The profits mean that 721 partners will receive an average payout of £822,000, up almost 10% from £750,000 last year. The increase in profits was driven by a 10.5% rise in consulting revenues, with the group’s core auditing practice growing by just 0.3%.
It is the first time in three years that Deloitte partners have enjoyed an increase in the payout, with accountancy firms under pressure from new regulations that force large companies to change their auditors more regularly.
The firm’s senior partner and chief executive, David Sproul, took home £2.8m, up from £2.6m last year, but well down on the £5.7m his predecessor John Connolly earned at the height of the boom in 2008. Back then, Deloitte’s 651 partners pocketed £970,000 each.

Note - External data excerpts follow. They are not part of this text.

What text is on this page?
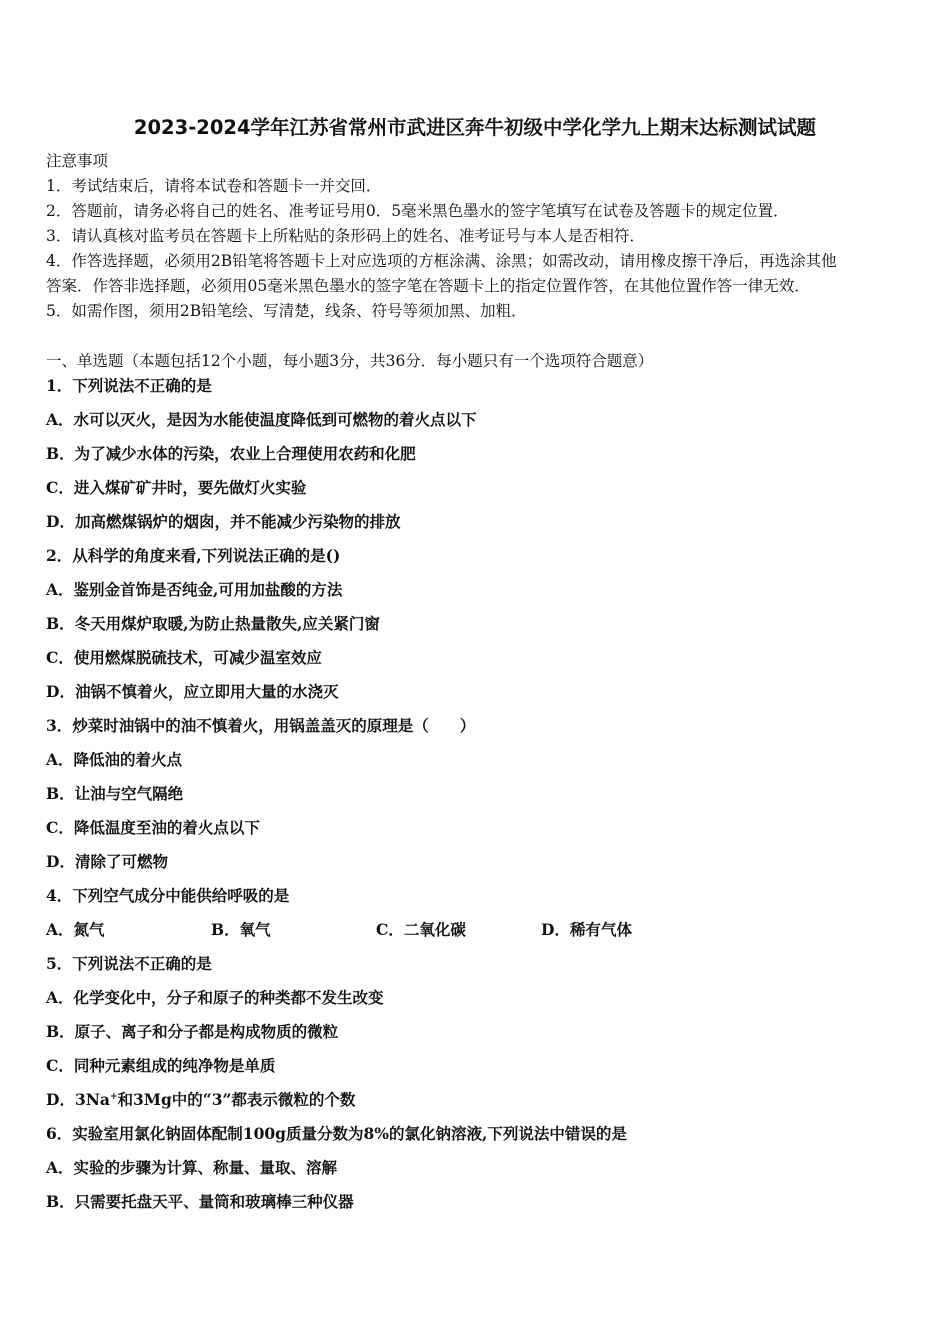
2023-2024学年江苏省常州市武进区奔牛初级中学化学九上期末达标测试试题
注意事项
1．考试结束后，请将本试卷和答题卡一并交回．
2．答题前，请务必将自己的姓名、准考证号用0．5毫米黑色墨水的签字笔填写在试卷及答题卡的规定位置．
3．请认真核对监考员在答题卡上所粘贴的条形码上的姓名、准考证号与本人是否相符．
4．作答选择题，必须用2B铅笔将答题卡上对应选项的方框涂满、涂黑；如需改动，请用橡皮擦干净后，再选涂其他
答案．作答非选择题，必须用05毫米黑色墨水的签字笔在答题卡上的指定位置作答，在其他位置作答一律无效．
5．如需作图，须用2B铅笔绘、写清楚，线条、符号等须加黑、加粗．
一、单选题（本题包括12个小题，每小题3分，共36分．每小题只有一个选项符合题意）
1．下列说法不正确的是
A．水可以灭火，是因为水能使温度降低到可燃物的着火点以下
B．为了减少水体的污染，农业上合理使用农药和化肥
C．进入煤矿矿井时，要先做灯火实验
D．加高燃煤锅炉的烟囱，并不能减少污染物的排放
2．从科学的角度来看,下列说法正确的是()
A．鉴别金首饰是否纯金,可用加盐酸的方法
B．冬天用煤炉取暖,为防止热量散失,应关紧门窗
C．使用燃煤脱硫技术，可减少温室效应
D．油锅不慎着火，应立即用大量的水浇灭
3．炒菜时油锅中的油不慎着火，用锅盖盖灭的原理是（　　）
A．降低油的着火点
B．让油与空气隔绝
C．降低温度至油的着火点以下
D．清除了可燃物
4．下列空气成分中能供给呼吸的是
A．氮气	B．氧气	C．二氧化碳	D．稀有气体
5．下列说法不正确的是
A．化学变化中，分子和原子的种类都不发生改变
B．原子、离子和分子都是构成物质的微粒
C．同种元素组成的纯净物是单质
D．3Na+和3Mg中的“3”都表示微粒的个数
6．实验室用氯化钠固体配制100g质量分数为8%的氯化钠溶液,下列说法中错误的是
A．实验的步骤为计算、称量、量取、溶解
B．只需要托盘天平、量筒和玻璃棒三种仪器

The mainstay of the firm’s consultancy work was provided by Tesco, after Britain’s biggest retailer uncovered an accounting scandal that led to the departure of several senior executives and sparked investigations by the Serious Fraud Office, the Financial Reporting Council and a grocery industry watchdog.

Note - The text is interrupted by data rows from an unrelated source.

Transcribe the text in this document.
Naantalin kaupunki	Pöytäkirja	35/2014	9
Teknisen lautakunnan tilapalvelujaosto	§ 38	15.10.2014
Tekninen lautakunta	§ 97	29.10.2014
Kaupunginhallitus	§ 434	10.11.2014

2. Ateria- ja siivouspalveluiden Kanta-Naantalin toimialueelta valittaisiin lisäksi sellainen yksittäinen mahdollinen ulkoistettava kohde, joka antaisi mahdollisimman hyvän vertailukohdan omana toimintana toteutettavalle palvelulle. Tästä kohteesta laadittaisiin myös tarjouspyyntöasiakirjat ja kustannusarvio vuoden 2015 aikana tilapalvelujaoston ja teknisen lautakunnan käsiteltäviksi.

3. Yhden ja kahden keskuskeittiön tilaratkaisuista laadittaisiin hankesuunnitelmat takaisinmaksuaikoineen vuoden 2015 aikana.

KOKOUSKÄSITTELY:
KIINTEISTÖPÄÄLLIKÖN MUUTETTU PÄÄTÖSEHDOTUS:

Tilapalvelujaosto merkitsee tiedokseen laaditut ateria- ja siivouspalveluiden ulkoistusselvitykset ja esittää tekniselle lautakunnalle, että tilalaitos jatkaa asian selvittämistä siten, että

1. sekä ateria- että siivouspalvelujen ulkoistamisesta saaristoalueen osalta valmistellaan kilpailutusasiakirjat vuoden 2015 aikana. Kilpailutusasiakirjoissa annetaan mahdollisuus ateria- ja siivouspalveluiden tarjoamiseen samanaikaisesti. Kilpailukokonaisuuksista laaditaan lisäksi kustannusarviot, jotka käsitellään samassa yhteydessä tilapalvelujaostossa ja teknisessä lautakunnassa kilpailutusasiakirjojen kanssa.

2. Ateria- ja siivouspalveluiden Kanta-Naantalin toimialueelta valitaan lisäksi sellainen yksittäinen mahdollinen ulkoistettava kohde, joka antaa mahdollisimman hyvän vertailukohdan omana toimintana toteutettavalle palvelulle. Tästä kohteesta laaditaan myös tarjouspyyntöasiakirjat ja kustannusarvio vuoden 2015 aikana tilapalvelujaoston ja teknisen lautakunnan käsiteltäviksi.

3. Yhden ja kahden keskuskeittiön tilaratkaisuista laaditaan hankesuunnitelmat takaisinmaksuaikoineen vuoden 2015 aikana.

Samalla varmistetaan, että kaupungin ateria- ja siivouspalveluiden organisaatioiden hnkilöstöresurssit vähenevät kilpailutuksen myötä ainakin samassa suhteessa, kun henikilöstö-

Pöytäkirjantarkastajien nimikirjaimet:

Tesco subsequently announced in May that Deloitte would become its new auditor, replacing PwC, which had held the role for 32 years. Deloitte declined to reveal how much Tesco had paid for the consultancy work.

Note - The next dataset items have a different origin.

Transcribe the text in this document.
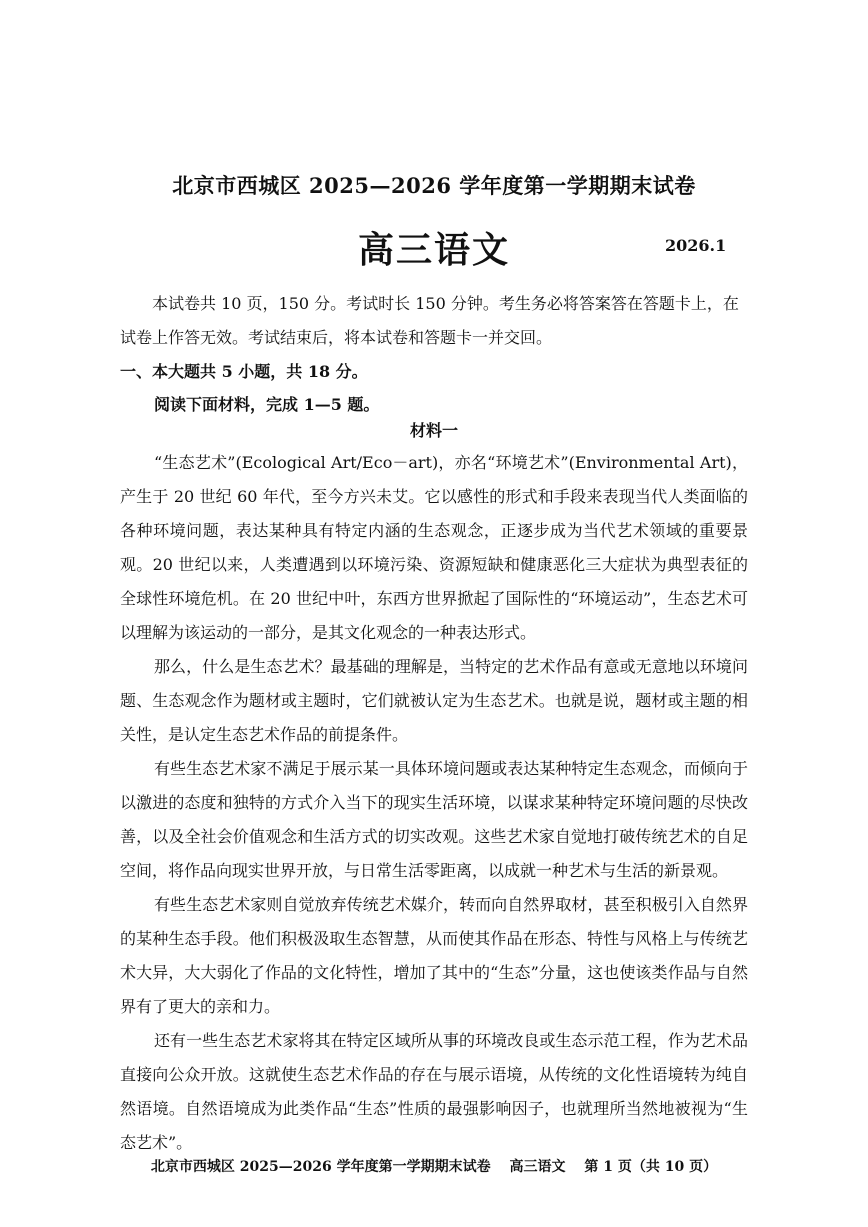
北京市西城区 2025—2026 学年度第一学期期末试卷
高三语文	2026.1
本试卷共 10 页，150 分。考试时长 150 分钟。考生务必将答案答在答题卡上，在试卷上作答无效。考试结束后，将本试卷和答题卡一并交回。
一、本大题共 5 小题，共 18 分。
阅读下面材料，完成 1—5 题。
材料一

“生态艺术”(Ecological Art/Eco－art)，亦名“环境艺术”(Environmental Art)，产生于 20 世纪 60 年代，至今方兴未艾。它以感性的形式和手段来表现当代人类面临的各种环境问题，表达某种具有特定内涵的生态观念，正逐步成为当代艺术领域的重要景观。20 世纪以来，人类遭遇到以环境污染、资源短缺和健康恶化三大症状为典型表征的全球性环境危机。在 20 世纪中叶，东西方世界掀起了国际性的“环境运动”，生态艺术可以理解为该运动的一部分，是其文化观念的一种表达形式。

那么，什么是生态艺术？最基础的理解是，当特定的艺术作品有意或无意地以环境问题、生态观念作为题材或主题时，它们就被认定为生态艺术。也就是说，题材或主题的相关性，是认定生态艺术作品的前提条件。

有些生态艺术家不满足于展示某一具体环境问题或表达某种特定生态观念，而倾向于以激进的态度和独特的方式介入当下的现实生活环境，以谋求某种特定环境问题的尽快改善，以及全社会价值观念和生活方式的切实改观。这些艺术家自觉地打破传统艺术的自足空间，将作品向现实世界开放，与日常生活零距离，以成就一种艺术与生活的新景观。

有些生态艺术家则自觉放弃传统艺术媒介，转而向自然界取材，甚至积极引入自然界的某种生态手段。他们积极汲取生态智慧，从而使其作品在形态、特性与风格上与传统艺术大异，大大弱化了作品的文化特性，增加了其中的“生态”分量，这也使该类作品与自然界有了更大的亲和力。

还有一些生态艺术家将其在特定区域所从事的环境改良或生态示范工程，作为艺术品直接向公众开放。这就使生态艺术作品的存在与展示语境，从传统的文化性语境转为纯自然语境。自然语境成为此类作品“生态”性质的最强影响因子，也就理所当然地被视为“生态艺术”。

北京市西城区 2025—2026 学年度第一学期期末试卷 高三语文 第 1 页（共 10 页）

Sproul said the last 12 months had been marked by improved economic conditions and stronger business confidence.
Deloitte also published its gender pay gap in the results, which stands at 17.8%. The firm said this was 1.3 points below the national average, and fell to 1.5 points when comparing male and female employees at the same grade.
“This illustrates that for Deloitte, the issue is far less about how we pay our people and more about the number of women employed at senior grades,” Sproul said.
“We are determined to improve the retention of women within our firm and our representation of women in senior positions.
“We have an ambition that 25% of our partners will be women by 2020, and in June we announced the promotion of 22 new female partners. We have also taken a number of steps to support these objectives, most recently introducing a return-to-work initiative designed to support women back into employment.
“We believe that without a representative share of senior female employees, average pay will never truly equalise. This is something we are working very hard to resolve.”
Deloitte’s results for the year to 31 May show total revenues rose 6.4% to £2.7bn, with profits up 7% to £593m. Sproul said, however, that there had been hesitation in the economy in the run-up to the general election in May and warned of further uncertainties.
“Concerns remain over fragility in the eurozone and turbulence in the Chinese economy, whilst the UK’s position in the EU must be resolved quickly to avoid it becoming a drag on business investment,” he said.
“However, our new financial year has started brightly and we are optimistic that overall, the outlook remains positive for the UK in an evolving global economy.”